Wanderley Guilherme to 247: "Marina is unfeasible"
A political scientist says that each proposal from the PSB candidate is designed for a different country: "How is it possible to disregard the pre-salt oil reserves, maintain jobs throughout the production chain activated by Petrobras, and invest heavily in education and health?", he questions; the professor says he doesn't believe the measures "are serious"; speaking to Paulo Moreira Leite's blog, he says that the "emotional factor" of these elections, resulting from the accident involving Eduardo Campos and the selective opportunism of the media, makes the contest irrational; were it not for these events, Aécio Neves would establish himself as the "consistent representative" of the opposition to President Dilma Rousseff's government.
247 - The proposals of PSB candidate Marina Silva are each designed for a different country, opines political scientist Wanderley Guilherme dos Santos, in an interview with... Paulo Moreira Leite's blog on 247According to him, "it's not just that the offers comprise an obscurantist, creationist program, but that the proposal, all things considered, is self-destructive and unfeasible." "That's why I don't believe that the proposals of Rede, in its PSB version, are serious," the professor states.
In his assessment, the "emotional factor" of these elections, resulting from the tragedy that killed the PSB candidate, Eduardo Campos, and the selective opportunism of the media, made the contest irrational. If it weren't for these events, he says, Aécio Neves, the PSDB candidate who lost second place to Marina in the polls, would have established himself as the "consistent representative" of the opposition to President Dilma Rousseff's government. "And he wouldn't be a wild card," he believes.

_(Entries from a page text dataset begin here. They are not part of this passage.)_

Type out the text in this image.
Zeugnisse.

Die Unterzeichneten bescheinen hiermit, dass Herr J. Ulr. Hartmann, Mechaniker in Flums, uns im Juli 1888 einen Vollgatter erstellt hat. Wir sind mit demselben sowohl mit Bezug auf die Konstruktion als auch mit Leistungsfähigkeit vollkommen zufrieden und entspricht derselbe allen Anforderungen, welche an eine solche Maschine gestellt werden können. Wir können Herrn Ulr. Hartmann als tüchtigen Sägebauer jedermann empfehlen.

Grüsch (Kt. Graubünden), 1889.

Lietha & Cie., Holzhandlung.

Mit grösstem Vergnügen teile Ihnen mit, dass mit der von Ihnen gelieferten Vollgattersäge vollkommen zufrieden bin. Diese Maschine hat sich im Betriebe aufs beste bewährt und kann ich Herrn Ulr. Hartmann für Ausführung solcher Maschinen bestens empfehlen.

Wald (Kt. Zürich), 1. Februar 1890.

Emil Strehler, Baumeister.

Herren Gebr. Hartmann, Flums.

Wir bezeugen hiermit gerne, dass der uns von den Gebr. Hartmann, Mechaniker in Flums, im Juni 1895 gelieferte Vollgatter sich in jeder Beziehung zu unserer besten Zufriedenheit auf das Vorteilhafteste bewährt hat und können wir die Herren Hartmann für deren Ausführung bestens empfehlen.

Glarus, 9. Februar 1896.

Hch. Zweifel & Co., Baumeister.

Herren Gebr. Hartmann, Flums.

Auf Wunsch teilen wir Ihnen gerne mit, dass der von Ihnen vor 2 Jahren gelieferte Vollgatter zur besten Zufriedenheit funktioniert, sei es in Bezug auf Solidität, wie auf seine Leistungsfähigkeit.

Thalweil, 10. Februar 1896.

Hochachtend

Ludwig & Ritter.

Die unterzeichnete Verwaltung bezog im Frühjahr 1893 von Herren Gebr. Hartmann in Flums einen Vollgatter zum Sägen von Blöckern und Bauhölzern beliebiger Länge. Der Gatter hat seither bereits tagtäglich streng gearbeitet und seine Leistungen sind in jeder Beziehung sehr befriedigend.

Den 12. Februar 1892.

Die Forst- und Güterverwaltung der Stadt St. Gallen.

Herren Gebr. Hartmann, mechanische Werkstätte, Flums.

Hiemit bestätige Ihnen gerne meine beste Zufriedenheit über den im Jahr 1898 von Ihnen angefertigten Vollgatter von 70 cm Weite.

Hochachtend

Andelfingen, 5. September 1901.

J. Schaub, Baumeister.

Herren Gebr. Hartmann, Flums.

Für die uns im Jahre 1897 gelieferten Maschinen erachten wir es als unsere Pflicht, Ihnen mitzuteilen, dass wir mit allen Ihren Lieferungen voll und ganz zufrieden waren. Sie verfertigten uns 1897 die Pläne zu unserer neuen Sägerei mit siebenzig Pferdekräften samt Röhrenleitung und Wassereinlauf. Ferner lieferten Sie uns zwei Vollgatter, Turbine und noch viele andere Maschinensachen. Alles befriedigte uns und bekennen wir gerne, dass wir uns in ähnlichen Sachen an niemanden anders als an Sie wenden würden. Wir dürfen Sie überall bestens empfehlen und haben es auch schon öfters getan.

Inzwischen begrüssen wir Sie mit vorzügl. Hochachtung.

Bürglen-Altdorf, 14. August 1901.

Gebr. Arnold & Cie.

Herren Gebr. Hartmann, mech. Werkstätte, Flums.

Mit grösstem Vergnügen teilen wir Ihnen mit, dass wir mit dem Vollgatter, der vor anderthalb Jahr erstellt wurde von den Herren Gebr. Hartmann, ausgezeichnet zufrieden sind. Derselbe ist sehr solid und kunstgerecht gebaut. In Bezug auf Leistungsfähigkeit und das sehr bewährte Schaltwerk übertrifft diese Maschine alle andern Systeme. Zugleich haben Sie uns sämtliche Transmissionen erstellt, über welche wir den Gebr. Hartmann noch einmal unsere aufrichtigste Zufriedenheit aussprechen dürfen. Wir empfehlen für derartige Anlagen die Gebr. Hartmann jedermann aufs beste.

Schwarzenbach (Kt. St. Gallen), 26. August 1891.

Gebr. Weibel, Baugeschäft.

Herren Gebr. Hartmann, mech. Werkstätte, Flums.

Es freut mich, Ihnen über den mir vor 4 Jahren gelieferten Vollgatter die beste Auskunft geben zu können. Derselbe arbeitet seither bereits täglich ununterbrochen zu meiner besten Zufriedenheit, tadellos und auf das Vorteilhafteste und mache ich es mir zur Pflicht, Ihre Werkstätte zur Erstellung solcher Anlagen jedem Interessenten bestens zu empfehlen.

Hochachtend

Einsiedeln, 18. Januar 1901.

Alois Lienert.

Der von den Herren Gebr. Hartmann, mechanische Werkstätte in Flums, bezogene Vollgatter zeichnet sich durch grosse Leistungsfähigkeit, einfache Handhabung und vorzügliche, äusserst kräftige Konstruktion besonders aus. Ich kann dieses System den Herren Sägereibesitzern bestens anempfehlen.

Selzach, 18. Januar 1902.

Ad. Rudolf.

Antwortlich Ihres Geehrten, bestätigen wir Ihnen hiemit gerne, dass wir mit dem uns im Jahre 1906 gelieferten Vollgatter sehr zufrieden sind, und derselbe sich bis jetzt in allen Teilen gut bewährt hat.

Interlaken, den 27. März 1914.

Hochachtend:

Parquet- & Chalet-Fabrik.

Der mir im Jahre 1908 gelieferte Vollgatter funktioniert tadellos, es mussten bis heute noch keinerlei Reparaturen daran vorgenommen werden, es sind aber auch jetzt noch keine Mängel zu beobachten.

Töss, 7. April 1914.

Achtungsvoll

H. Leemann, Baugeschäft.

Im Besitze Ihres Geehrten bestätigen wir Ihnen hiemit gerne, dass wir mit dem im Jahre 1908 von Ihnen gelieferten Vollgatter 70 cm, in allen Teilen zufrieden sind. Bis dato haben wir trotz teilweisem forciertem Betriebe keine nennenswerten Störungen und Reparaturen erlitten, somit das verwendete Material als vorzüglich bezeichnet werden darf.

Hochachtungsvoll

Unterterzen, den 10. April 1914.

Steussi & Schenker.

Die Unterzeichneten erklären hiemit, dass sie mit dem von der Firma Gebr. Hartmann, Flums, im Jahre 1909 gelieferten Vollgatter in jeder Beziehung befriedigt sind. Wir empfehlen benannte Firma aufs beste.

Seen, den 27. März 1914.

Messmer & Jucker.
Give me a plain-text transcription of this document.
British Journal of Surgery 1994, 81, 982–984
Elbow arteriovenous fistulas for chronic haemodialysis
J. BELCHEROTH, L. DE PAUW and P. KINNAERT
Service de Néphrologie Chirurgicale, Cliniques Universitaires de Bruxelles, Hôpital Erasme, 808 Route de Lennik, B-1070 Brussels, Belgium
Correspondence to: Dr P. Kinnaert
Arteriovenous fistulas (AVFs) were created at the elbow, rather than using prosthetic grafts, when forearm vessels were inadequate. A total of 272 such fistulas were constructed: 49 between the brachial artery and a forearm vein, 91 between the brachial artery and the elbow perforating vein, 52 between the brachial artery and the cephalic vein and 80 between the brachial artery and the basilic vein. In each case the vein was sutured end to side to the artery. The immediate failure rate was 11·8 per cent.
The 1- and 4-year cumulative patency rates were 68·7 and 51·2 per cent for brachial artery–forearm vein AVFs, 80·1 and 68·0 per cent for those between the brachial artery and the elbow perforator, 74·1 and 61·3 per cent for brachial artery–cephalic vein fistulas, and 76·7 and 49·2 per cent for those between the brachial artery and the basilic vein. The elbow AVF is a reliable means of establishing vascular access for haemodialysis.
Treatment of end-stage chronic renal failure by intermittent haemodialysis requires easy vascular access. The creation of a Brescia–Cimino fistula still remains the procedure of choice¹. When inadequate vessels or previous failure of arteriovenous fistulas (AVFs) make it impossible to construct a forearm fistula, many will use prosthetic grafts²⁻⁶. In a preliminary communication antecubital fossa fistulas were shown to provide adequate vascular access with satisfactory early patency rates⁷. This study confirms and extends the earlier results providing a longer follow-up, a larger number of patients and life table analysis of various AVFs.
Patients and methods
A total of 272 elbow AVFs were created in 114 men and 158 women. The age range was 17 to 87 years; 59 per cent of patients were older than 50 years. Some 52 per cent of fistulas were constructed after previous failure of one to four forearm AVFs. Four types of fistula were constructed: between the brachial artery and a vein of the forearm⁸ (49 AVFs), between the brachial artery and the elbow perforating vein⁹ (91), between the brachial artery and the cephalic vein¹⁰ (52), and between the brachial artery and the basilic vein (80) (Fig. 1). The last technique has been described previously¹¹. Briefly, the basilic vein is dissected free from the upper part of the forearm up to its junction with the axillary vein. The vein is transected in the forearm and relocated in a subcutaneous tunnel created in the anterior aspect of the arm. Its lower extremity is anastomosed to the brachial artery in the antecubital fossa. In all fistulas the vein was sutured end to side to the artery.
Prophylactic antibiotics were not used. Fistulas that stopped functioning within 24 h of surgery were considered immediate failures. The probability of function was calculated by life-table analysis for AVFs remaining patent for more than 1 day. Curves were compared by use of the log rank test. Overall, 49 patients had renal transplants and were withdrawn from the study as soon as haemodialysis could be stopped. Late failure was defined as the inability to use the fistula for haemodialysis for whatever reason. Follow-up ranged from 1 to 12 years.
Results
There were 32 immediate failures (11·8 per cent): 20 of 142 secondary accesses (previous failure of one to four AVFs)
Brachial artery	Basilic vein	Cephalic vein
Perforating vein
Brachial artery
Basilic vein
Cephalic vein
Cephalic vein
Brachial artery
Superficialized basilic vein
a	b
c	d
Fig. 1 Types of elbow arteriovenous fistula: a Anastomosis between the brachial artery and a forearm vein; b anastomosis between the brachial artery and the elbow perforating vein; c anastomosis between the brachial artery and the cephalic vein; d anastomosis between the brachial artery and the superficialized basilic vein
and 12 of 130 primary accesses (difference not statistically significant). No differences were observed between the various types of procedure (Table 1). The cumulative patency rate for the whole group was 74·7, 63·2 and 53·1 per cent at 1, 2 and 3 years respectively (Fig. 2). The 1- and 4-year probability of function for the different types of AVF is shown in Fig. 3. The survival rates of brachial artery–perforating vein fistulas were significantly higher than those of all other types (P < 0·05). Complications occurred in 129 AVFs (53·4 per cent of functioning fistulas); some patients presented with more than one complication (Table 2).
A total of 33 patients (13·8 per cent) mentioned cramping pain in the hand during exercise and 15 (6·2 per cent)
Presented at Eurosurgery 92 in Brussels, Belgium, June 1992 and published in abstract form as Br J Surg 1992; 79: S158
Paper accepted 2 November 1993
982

The political scientist says that Marina Silva's campaign "promotes the idea that the country's problems stem from the competition between the PT and the PSDB, and that overcoming this through the victory of a third party would, by itself, have the potential to beneficially guide all the solutions that traditional competition prevents." According to him, this is a "diagnostic error (if the candidate and her advisors truly believe it)."
When asked if he remembers another election in which the media behaved "so biased," he replies: "Brazilian political journalism exhaustively takes advantage of the prevailing institutional conditions. Some are extremely relevant to democracy – freedom of opinion and of expressing political preference, for example – others leave citizens defenseless against crimes cataloged in the codes but with ineffective judgment and reparation. This is a fact to be taken into account in electoral calculations, not to form hypotheses about what would happen if the world were different. There was no willingness to change the rules before. Now we have to rely on them."